Martini, P. 2004, to appear in "Penetrating Bars through Masks of Cosmic Dust: The Hubble Tuning Fork strikes a New Note" held June 7-12th, 2004 in Pilanesberg National Park, South Africa.


The results of bar-driven mass inflow are directly observable in high-resolution HST observations of their circumnuclear regions. These observations reveal a wealth of structures dominated by dust lanes, often with a spiral-like morphology, and recent star formation. Recent work has shown that some of these structures are correlated with the presence or absence of a bar. I extend this work with an investigation of circumnuclear morphology as a function of bar strength for a sample of 48 galaxies with both measured bar strengths and ``structure maps'' computed from HST images.
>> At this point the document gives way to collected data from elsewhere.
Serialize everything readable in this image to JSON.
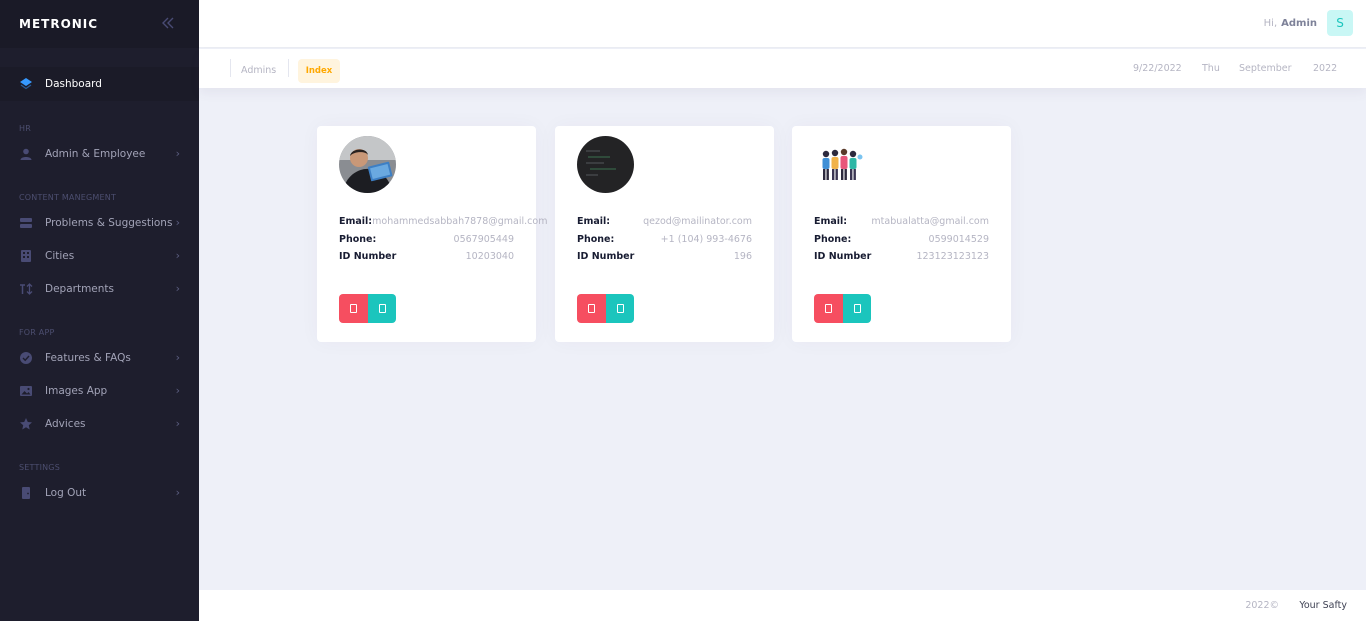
{
  "sidebar": {
    "brand": "METRONIC",
    "toggle_icon": "double-chevron-left-icon",
    "dashboard": "Dashboard",
    "sections": {
      "hr": "HR",
      "content": "CONTENT MANEGMENT",
      "app": "FOR APP",
      "settings": "SETTINGS"
    },
    "items": {
      "admin_employee": "Admin & Employee",
      "problems": "Problems & Suggestions",
      "cities": "Cities",
      "departments": "Departments",
      "features": "Features & FAQs",
      "images": "Images App",
      "advices": "Advices",
      "logout": "Log Out"
    }
  },
  "header": {
    "greeting": "Hi,",
    "user_name": "Admin",
    "avatar_letter": "S"
  },
  "subheader": {
    "crumb_admins": "Admins",
    "crumb_index": "Index",
    "date": "9/22/2022",
    "day": "Thu",
    "month": "September",
    "year": "2022"
  },
  "labels": {
    "email": "Email:",
    "phone": "Phone:",
    "id_number": "ID Number"
  },
  "cards": [
    {
      "email": "mohammedsabbah7878@gmail.com",
      "phone": "0567905449",
      "id_number": "10203040"
    },
    {
      "email": "qezod@mailinator.com",
      "phone": "+1 (104) 993-4676",
      "id_number": "196"
    },
    {
      "email": "mtabualatta@gmail.com",
      "phone": "0599014529",
      "id_number": "123123123123"
    }
  ],
  "footer": {
    "year": "2022©",
    "brand": "Your Safty"
  },
  "colors": {
    "sidebar_bg": "#1E1E2D",
    "primary": "#3699FF",
    "danger": "#F64E60",
    "info": "#1BC5BD",
    "warning": "#FFA800"
  }
}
The structure maps for these galaxies, which have projected spatial resolutions of 2 -- 15 pc, show that the fraction of galaxies with grand-design (GD) circumnuclear dust spirals increases significantly with bar strength, while tightly wound dust spirals are only present in the most axisymmetric galaxies. In the subset of galaxies classified SB(s), SB(rs), or SB(r), GD structure is only found at the centers of SB(s) or SB(rs) galaxies, and not SB(r). Bar strength measurements of 45 SB(s), SB(rs), and SB(r) galaxies show that SB(s) galaxies have the strongest bars, while SB(r) galaxies have the weakest bars. As SB(s) galaxies are also observed to most commonly possess dust lanes along their leading edges, this is further support of a connection between GD structure and bar-driven inflow on larger scales. There is also a modest increase in the fraction of loosely wound dust spirals at later morphological types, and a corresponding decrease in the fraction of chaotic structures. This trend may reflect an increase in the fraction of galaxies with circumnuclear, gaseous disks. The trend appears to reverse at type Scd, where the fraction of galaxies with chaotic circumnuclear dust structure increases dramatically, although these data are of poorer quality.